Enhancing Self-Correction in Large Language Models through Multi-Perspective Reflection
This addresses the challenge of unreliable reasoning in LLMs for users in sensitive applications, but it is incremental as it builds on existing reflection methods.
The paper tackled the problem of improving self-correction in large language models for complex tasks by proposing a multi-perspective reflection method, resulting in significant performance gains over traditional approaches in logical consistency and error correction across domains like ethical decision-making.
While Chain-of-Thought (CoT) prompting advances LLM reasoning, challenges persist in consistency, accuracy, and self-correction, especially for complex or ethically sensitive tasks. Existing single-dimensional reflection methods offer insufficient improvements. We propose MyGO Poly-Reflective Chain-of-Thought (PR-CoT), a novel methodology employing structured multi-perspective reflection. After initial CoT, PR-CoT guides the LLM to self-assess its reasoning across multiple predefined angles: logical consistency, information completeness, biases/ethics, and alternative solutions. Implemented purely via prompt engineering, this process refines the initial CoT into a more robust and accurate final answer without model retraining. Experiments across arithmetic, commonsense, ethical decision-making, and logical puzzles, using GPT-three point five and GPT-four models, demonstrate PR-CoT's superior performance.

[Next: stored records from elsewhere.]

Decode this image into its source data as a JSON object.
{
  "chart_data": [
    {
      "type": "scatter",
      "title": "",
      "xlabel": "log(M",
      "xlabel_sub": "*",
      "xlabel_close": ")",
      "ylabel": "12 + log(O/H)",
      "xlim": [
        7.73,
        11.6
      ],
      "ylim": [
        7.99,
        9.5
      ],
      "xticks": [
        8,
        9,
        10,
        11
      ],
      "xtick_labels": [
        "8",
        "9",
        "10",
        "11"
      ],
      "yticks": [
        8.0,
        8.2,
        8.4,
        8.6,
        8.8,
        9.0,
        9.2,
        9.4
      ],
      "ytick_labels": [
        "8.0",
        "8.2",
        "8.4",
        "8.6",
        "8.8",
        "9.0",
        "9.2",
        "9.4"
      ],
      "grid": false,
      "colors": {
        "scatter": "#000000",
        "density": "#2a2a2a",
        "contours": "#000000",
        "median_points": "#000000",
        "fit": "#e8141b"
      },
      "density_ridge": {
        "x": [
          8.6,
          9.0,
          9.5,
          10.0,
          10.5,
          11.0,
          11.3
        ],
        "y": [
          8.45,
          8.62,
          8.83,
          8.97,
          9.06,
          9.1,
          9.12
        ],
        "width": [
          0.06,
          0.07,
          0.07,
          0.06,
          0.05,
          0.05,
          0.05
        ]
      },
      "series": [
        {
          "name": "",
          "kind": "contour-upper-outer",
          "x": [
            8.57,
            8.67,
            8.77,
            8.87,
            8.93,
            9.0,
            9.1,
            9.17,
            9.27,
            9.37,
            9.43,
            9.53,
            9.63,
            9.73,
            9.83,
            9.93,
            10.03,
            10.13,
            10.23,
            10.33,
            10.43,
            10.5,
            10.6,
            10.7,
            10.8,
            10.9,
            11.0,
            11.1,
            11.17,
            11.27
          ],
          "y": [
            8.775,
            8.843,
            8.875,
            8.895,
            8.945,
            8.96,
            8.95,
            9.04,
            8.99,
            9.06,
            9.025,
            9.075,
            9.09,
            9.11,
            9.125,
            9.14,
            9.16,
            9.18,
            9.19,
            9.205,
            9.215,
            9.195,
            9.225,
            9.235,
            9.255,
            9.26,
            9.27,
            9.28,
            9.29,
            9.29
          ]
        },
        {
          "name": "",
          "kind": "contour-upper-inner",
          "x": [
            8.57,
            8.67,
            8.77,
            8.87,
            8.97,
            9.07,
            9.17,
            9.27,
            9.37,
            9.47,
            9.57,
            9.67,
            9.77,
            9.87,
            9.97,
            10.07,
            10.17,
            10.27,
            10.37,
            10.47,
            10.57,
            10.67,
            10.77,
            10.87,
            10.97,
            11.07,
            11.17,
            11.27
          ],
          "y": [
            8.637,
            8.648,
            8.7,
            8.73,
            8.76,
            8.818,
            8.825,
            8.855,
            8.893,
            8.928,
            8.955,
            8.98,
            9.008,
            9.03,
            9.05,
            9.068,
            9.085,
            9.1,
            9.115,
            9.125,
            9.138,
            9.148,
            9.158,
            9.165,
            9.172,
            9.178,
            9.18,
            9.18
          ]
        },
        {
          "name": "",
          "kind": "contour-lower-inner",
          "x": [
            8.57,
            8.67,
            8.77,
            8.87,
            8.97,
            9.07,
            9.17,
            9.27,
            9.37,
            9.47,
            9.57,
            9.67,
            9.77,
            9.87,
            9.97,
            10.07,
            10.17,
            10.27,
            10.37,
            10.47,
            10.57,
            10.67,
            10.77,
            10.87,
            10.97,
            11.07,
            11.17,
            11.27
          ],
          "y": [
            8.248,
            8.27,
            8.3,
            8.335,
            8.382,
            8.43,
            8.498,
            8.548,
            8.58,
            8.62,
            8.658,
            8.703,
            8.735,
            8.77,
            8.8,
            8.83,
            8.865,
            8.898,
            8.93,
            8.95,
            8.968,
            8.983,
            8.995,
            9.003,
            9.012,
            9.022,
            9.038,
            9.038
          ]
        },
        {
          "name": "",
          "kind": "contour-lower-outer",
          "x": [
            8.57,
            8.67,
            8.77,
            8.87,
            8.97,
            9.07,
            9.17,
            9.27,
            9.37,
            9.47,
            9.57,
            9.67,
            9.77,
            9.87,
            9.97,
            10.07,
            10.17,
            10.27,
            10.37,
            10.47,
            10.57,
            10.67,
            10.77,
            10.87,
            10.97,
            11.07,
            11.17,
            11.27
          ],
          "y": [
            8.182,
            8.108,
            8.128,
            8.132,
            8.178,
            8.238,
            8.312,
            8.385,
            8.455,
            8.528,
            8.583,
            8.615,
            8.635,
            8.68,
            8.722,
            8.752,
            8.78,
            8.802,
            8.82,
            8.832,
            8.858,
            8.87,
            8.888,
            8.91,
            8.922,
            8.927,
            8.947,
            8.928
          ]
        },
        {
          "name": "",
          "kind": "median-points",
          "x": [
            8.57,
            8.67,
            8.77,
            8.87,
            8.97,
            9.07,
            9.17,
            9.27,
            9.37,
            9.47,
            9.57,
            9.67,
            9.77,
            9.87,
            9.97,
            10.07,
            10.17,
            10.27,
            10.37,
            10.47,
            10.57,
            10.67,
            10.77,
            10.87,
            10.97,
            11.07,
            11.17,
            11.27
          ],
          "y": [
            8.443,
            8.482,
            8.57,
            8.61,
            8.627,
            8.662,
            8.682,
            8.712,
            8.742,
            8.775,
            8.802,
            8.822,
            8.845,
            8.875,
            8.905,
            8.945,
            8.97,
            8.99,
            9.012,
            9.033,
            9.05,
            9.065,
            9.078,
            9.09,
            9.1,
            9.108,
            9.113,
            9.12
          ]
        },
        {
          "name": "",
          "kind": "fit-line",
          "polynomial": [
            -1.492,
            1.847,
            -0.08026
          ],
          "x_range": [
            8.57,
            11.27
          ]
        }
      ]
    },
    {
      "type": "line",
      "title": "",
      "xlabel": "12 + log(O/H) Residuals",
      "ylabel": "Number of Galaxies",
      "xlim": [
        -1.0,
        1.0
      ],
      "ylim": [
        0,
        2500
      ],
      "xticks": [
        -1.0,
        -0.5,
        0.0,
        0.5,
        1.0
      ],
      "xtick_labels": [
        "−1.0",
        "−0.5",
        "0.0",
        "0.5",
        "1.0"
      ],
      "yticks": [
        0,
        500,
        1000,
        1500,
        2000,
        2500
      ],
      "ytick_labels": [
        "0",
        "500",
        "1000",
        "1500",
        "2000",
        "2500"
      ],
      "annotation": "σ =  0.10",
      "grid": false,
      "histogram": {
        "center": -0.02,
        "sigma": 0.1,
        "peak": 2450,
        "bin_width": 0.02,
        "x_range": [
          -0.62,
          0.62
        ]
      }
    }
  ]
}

It significantly outperforms traditional CoT and existing reflection methods in logical consistency and error correction, with notable gains in nuanced domains like ethical decision-making. Ablation studies, human evaluations, and qualitative analyses further validate the contribution of each reflection perspective and the overall efficacy of our poly-reflective paradigm in fostering more reliable LLM reasoning.